Słodko-gorzki

119 13 42
                                    

Break this bittersweet spell on me
Lost in the arms of destiny

~ 🦊 ~

Wiatr zawodził dookoła. Słyszałem jak huczy wśród liści, lecz nie czułem go na twarzy. Moje ciało, całe mokre od potu, leżało skrępowane w ciemnościach. Powietrze przemieniło się w gęstą smołę, przez którą nie mogłem ani oddychać, ani niczego dostrzec.

Do szumu wiatru dołączył krzyk. Moje serce przystanęło na moment, gdy zdałem sobie sprawę, że nie należy do Petrova, a do Leen.

Była gdzieś blisko mnie, jednak echo, które rozeszło się po pomieszczeniu nie pozwoliło mi określić strony, z której dochodził głos.

Chciałem zawołać jej imię, lecz z moich ust wydostał się jedynie skrzekliwy oddech. Aileen wrzasnęła ponownie, tym razem głośniej i bardziej zawodząco, zupełnie jakby była na granicy utraty zmysłów.

Nigdy nie słyszałem, by krzyczała, uświadomiłem sobie, nawet gdy rzuciłem na nią Crucio. Zawsze zaciskała zęby, gdyż była królową w tłumieniu w sobie bólu.

Zamrugałem i ciemność zniknęła, a wraz z nią ucisk, który krępował moje ruchy. Znalazłem się w domu w Feldroft, a przy następnym mrugnięciu pojawiła się również Leen, siedząca na fotelu tuż przede mną. Jęki wiatru nie ustały, jednak zagłuszała je teraz muzyka, płynąca z nowego gramofonu. Aileen wpatrywała się w winylowy krążek, wsłuchując w dźwięki wiolonczel.

Lękałem się, że ponownie nie będę mógł się ruszyć, jednak ku mojej uldze moje nogi same powiodły w jej stronę. Przyklęknąłem, a ona oderwała wzrok od płyty i spojrzała na mnie. Uśmiechnęła się delikatnie, choć niebieskie oczy stały się szkliste. Nigdy nie przyznała się do tego głośno, ale zawsze wzruszało ją to trio wiolonczelistów z Finlandii.
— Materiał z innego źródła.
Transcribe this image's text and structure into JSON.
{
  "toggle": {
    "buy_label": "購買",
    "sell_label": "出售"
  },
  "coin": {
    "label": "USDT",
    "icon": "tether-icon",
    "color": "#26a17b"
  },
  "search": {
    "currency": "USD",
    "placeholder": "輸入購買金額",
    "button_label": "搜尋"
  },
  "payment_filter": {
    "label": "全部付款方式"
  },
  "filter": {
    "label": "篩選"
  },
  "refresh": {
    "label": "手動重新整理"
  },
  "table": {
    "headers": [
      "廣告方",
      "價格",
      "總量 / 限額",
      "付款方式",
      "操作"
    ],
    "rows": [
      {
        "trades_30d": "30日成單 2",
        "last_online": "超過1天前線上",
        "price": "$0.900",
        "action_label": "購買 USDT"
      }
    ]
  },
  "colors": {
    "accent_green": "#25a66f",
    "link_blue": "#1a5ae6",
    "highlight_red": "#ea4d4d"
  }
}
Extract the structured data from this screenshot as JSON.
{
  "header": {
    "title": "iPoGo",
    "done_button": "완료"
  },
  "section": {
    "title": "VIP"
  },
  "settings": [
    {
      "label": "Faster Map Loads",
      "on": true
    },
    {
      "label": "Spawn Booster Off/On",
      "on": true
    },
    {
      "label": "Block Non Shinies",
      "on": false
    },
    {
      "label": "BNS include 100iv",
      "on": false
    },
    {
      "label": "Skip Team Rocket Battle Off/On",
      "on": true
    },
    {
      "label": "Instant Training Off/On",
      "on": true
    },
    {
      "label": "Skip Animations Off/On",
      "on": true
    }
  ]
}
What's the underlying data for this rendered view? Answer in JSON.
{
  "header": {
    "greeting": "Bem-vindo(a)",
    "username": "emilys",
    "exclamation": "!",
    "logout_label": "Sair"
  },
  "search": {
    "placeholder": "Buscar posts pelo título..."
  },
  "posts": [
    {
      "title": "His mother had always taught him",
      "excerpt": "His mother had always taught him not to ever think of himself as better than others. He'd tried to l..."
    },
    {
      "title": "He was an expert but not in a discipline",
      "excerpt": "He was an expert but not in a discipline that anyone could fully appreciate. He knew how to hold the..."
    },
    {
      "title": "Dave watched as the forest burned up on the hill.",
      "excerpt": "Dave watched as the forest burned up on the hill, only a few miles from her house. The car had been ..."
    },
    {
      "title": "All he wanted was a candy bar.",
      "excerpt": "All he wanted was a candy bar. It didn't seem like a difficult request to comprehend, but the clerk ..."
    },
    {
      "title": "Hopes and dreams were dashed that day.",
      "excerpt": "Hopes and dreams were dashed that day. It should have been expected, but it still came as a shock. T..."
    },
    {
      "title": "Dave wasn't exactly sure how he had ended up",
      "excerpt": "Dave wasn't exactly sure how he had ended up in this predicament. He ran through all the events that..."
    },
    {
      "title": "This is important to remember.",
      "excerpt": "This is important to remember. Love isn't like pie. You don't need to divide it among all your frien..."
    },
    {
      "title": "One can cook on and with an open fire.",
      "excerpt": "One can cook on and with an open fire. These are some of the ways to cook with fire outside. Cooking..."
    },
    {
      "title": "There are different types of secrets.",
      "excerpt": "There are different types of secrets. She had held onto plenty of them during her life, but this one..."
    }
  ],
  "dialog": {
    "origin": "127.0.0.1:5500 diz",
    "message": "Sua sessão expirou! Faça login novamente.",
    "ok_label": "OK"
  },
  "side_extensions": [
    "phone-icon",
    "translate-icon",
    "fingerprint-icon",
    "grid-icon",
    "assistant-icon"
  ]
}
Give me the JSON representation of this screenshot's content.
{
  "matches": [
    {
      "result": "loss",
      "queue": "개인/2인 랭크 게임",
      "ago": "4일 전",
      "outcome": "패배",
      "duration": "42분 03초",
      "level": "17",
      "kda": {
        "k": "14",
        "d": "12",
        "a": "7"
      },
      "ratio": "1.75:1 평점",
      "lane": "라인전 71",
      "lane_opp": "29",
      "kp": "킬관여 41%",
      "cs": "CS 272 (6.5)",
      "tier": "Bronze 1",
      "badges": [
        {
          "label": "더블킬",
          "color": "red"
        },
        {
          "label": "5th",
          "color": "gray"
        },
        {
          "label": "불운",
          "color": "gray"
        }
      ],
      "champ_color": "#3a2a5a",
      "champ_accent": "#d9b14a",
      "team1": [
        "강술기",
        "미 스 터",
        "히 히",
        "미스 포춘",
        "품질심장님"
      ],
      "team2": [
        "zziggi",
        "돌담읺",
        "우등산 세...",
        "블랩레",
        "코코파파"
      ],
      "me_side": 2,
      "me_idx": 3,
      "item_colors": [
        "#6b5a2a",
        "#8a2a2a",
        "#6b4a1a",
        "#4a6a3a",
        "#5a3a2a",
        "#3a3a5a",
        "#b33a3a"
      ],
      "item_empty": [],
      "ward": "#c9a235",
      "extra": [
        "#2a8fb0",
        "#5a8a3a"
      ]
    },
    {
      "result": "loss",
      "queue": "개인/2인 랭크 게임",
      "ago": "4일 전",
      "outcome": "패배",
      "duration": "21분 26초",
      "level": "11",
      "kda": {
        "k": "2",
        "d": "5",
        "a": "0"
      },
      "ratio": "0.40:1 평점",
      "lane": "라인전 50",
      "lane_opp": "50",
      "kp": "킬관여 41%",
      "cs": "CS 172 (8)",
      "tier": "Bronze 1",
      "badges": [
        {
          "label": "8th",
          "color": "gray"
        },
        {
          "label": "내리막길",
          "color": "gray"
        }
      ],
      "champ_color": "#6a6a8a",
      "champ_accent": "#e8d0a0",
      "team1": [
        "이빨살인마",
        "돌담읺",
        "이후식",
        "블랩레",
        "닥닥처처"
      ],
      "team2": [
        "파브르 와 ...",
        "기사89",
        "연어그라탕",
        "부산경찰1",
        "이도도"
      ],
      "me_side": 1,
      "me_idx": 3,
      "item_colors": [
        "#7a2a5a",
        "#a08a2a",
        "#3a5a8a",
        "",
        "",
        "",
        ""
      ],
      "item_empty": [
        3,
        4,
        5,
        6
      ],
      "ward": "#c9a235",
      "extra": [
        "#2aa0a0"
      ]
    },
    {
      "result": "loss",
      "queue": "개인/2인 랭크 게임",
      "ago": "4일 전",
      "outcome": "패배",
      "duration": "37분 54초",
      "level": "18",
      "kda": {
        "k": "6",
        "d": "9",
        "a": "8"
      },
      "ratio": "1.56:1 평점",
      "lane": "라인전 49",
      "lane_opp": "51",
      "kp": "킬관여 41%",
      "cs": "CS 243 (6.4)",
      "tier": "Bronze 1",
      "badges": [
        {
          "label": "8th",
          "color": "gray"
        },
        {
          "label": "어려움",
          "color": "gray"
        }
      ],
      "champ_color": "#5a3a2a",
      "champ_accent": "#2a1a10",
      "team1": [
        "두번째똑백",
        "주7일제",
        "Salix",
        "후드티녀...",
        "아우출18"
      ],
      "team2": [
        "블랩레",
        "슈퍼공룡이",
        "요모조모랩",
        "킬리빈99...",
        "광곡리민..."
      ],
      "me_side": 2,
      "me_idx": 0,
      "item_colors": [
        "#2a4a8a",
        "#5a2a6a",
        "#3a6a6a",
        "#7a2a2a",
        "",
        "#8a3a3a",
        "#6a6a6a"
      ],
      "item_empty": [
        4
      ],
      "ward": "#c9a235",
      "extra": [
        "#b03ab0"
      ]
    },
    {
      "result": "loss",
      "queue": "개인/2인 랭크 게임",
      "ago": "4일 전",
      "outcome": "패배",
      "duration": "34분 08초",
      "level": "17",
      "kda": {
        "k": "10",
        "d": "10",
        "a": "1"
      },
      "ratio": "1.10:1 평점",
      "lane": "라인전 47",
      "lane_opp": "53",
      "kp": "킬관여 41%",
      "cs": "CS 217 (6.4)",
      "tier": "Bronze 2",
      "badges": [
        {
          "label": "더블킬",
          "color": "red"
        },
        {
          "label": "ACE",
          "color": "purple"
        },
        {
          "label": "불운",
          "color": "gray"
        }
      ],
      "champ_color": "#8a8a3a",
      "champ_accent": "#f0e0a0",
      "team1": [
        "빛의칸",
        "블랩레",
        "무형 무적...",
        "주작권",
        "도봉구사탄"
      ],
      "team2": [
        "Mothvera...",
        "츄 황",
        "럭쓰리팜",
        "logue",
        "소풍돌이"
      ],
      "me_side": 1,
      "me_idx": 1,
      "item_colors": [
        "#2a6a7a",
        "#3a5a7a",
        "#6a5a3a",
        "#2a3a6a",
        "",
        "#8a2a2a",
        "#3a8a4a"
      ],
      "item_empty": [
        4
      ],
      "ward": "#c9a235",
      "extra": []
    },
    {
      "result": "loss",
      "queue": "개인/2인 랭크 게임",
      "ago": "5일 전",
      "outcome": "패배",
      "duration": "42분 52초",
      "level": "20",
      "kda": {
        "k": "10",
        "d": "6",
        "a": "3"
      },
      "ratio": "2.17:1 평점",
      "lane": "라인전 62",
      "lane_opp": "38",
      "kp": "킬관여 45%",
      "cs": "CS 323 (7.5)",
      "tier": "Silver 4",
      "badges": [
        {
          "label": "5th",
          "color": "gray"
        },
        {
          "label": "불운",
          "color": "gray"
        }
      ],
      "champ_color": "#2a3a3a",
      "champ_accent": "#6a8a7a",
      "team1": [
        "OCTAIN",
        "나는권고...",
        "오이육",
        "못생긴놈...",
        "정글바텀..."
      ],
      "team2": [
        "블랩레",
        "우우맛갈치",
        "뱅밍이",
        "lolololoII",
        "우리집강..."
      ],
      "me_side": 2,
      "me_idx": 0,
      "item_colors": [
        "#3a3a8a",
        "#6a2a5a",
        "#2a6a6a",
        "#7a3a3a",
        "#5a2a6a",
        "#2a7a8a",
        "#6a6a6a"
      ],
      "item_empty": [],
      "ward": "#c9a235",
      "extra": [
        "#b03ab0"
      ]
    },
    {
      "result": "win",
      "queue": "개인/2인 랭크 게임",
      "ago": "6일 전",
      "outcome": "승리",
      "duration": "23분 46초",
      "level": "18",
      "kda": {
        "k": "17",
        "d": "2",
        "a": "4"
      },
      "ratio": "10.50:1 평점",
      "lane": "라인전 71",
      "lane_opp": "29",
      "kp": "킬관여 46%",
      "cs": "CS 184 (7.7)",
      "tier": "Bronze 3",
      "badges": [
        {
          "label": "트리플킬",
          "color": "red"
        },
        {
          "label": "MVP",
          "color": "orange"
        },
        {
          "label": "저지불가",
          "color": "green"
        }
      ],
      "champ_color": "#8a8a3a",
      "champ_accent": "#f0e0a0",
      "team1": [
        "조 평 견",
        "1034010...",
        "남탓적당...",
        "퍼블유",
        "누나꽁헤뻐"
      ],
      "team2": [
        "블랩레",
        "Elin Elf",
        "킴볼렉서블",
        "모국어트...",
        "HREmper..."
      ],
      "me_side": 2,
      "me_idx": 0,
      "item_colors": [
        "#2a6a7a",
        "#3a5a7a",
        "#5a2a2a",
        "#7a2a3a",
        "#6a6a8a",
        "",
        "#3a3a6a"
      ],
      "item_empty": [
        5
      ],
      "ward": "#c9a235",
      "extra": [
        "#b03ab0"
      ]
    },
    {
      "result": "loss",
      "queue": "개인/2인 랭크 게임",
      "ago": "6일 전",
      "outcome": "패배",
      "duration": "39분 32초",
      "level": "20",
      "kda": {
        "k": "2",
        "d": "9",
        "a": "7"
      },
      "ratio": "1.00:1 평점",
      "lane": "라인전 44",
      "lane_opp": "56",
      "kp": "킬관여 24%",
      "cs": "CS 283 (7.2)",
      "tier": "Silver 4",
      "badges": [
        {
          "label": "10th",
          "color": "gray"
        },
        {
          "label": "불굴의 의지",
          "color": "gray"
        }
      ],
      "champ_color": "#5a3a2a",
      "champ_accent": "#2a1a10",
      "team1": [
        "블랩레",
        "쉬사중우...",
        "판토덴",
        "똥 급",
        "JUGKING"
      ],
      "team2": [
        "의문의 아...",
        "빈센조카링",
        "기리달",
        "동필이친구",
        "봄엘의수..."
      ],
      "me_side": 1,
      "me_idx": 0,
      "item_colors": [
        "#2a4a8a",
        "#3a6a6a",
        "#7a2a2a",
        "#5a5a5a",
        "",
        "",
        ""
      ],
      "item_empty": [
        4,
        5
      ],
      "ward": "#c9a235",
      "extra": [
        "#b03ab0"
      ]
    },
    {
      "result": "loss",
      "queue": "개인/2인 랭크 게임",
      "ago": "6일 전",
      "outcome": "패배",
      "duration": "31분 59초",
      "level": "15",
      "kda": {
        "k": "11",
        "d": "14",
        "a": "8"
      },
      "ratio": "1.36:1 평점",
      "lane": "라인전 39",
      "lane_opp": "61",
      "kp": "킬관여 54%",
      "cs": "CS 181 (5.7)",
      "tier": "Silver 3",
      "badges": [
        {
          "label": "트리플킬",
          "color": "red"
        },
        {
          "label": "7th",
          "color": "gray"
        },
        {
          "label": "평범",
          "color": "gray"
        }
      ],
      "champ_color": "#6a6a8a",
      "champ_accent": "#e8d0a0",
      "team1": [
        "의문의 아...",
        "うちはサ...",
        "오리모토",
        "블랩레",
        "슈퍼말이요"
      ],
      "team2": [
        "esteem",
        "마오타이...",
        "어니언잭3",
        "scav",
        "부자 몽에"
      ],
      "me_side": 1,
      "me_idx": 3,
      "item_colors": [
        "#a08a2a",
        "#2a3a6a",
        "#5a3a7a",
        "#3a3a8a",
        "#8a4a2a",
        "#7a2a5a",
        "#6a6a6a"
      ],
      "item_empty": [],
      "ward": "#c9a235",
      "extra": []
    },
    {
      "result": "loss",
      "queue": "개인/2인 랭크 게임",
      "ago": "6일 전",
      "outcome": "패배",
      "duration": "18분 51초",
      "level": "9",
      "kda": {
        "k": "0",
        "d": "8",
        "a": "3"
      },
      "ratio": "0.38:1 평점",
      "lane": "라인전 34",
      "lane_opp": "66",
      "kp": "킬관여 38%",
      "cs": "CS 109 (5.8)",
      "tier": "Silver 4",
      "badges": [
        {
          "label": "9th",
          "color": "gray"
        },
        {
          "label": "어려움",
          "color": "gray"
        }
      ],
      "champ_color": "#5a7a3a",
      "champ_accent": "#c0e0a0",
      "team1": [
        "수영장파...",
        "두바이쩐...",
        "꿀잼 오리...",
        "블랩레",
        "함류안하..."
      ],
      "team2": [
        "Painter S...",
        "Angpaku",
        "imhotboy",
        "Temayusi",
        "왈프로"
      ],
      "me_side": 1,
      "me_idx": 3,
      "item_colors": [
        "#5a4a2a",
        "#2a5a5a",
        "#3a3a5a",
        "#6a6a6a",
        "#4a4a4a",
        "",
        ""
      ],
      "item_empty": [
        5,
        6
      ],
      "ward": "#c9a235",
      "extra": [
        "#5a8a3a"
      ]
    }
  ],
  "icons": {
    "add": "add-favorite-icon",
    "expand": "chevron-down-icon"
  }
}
Wiedziałem, że śnię jedno ze wspomnień, jednak nie chciałem przerywać tej mary. Pragnąłem jeszcze przez moment pobyć w Feldroft i popatrzeć na Leen, która wsłuchiwała się w muzykę jak zaczarowana.

- Jaki tytuł ma ten utwór? - spytałem więc.

- Słodko-gorzki.

Mój uśmiech zrzedł, lecz nie widziała tego, ponieważ odwróciła twarz z powrotem w stronę gramofonu.

Wiesz, co mnie czeka?, spytałem centaura w Zakazanym Lesie. Słodko-gorzkie zakończenie, odparł, mocniej wbijając kopyta w podłoże.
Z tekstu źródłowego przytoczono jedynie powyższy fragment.